Both distributed instruction and frequent retrieval practice can be integrated into classrooms at all levels. The typical daily classroom schedule provides instructional distribution (Pashler, et al., 2007) Dunlosky, et al., 2013), as does the practice of scheduling classes throughout the day for high school and post-secondary students (e.g., math at 9:00, history at 10:00, etc). Frequent testing, either formal or informal, can also readily be integrated into classroom settings (e.g., Agarwal, et al., 2012). Although neither students nor teachers enjoy tests, frequent testing demonstrably improves the durability of learned information, and thus is more beneficial than developing instructional materials in several sensory modalities. Retrieval practice can also be introduced (more enjoyably than testing) through classroom games and exercises requiring use of previously learned material. For example, one of our colleagues regularly conducted a “jeopardy-style” game in his class to provide retrieval practice, and another colleague had students write short position papers on text material prior to class discussion.
Conclusion
Ideas that encourage us to diagnose or categorize ourselves or each other are apparently very attractive to people, and thus many such ideas achieve popularity and mainstream status without much evidence of their value. Learning styles is one such notion. However, decades of research attempting to demonstrate the value of matching instruction to students' sensory learning styles has indicated no support for the value of such instructional tailoring. Thus, although interesting, identifying learning preferences does not further the goal of increasing student learning.

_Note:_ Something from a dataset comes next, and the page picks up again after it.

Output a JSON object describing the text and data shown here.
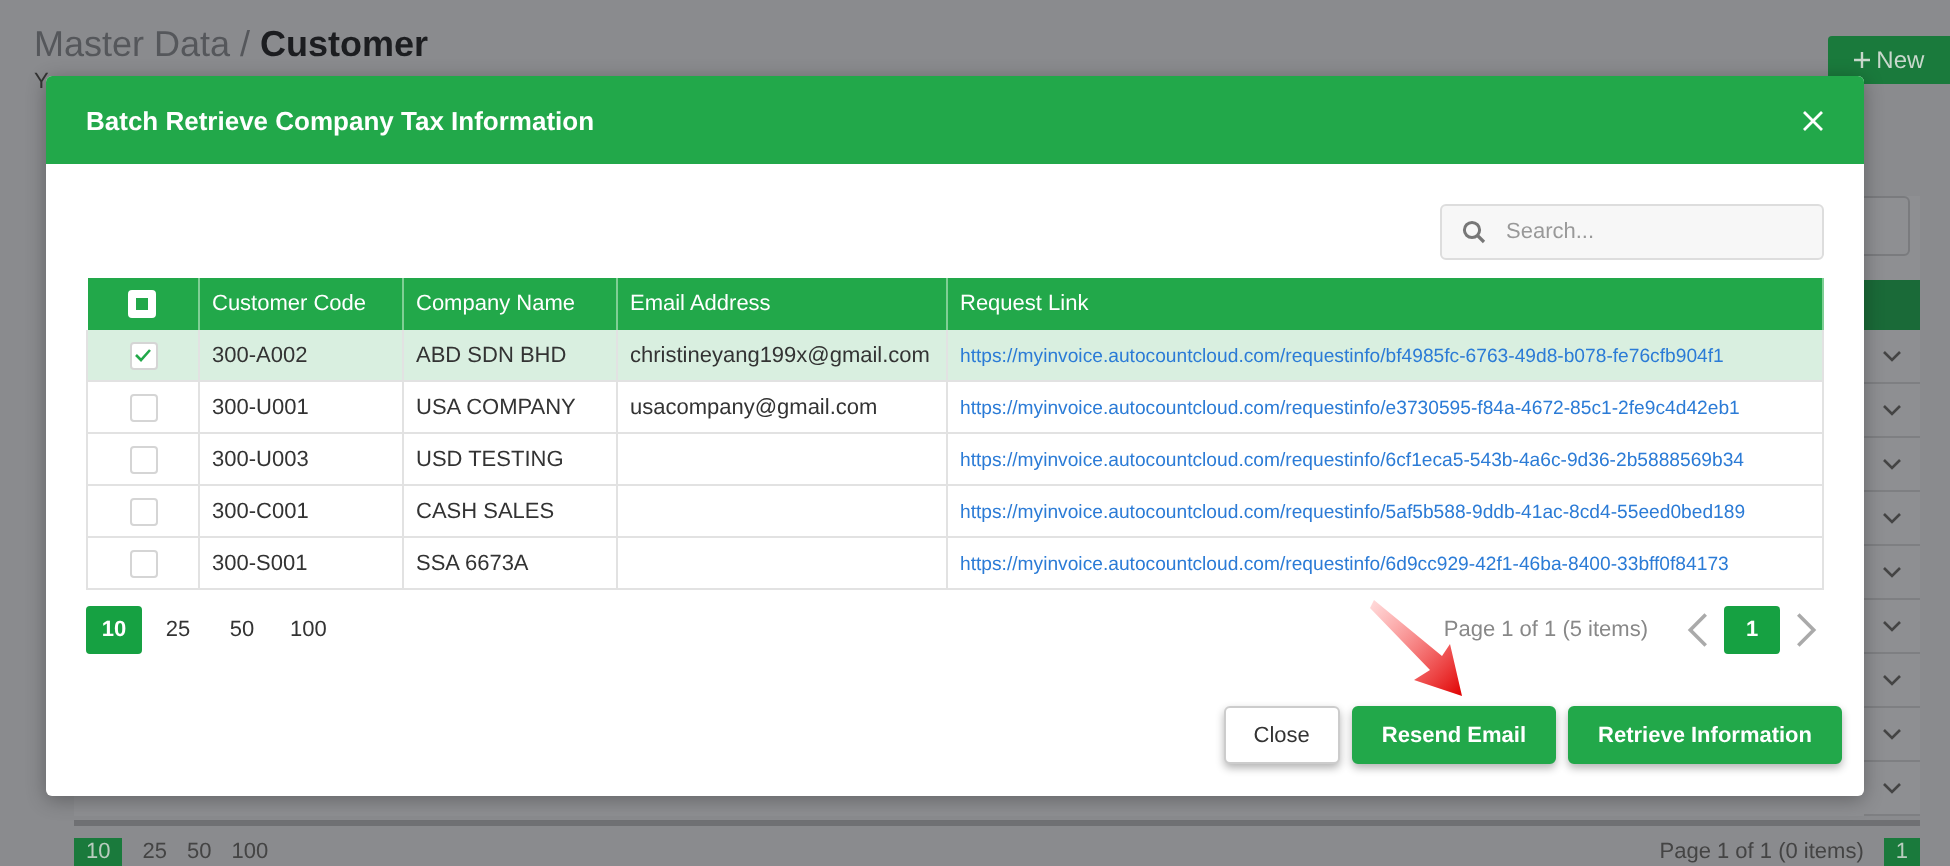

In contrast, tailoring instruction to processes that operate similarly for everyone can improve the competence and skill of all students. In the political context of humanistic education, such practices do not seem to highlight respect for each student as a unique individual. However, enabling every student to achieve their optimum in life by ensuring durable and flexible learning is, arguably, the ultimate in respect for their individual value. The goals of education, like those of other professions, are best served by evidence-based practice. As stated by Agarwal, et al. (2012), “If we truly want to reach all students, we need to educate current and future teachers about research-based strategies that lead to authentic learning.” (p. 446). The evidence strongly indicates that strategies that support general learning processes such as integrative elaboration and retrieval practice have a much greater impact on student learning than strategies aimed at individual differences in sensory abilities and preferences.
There are, of course, other ineffective learning/teaching strategies that are popular. However, we have chosen to focus solely on learning styles because of their ubiquity throughout all levels of education despite the extensive research that the style-matching strategy is ineffective. We hope that this clear example of how using evidence could improve teaching practice will then generalize to other strategies (both effective and ineffective).
It should be noted that some of these studies involved learning only simple material (e.g., pairs of words; Carrier & Pashler, 1992), and very short retention intervals (e.g., less than 1 hour; Fritz, et al., 2007). Even studies that involved more complex material (e.g., encyclopedia entries; Butler, 2010) had relatively short retention intervals (1-week). Recently, studies more applicable to classroom situations in both learning content and retention intervals have been conducted, as described later in the paper (e.g., Agarwal, Bain, & Chamberlain, 2012).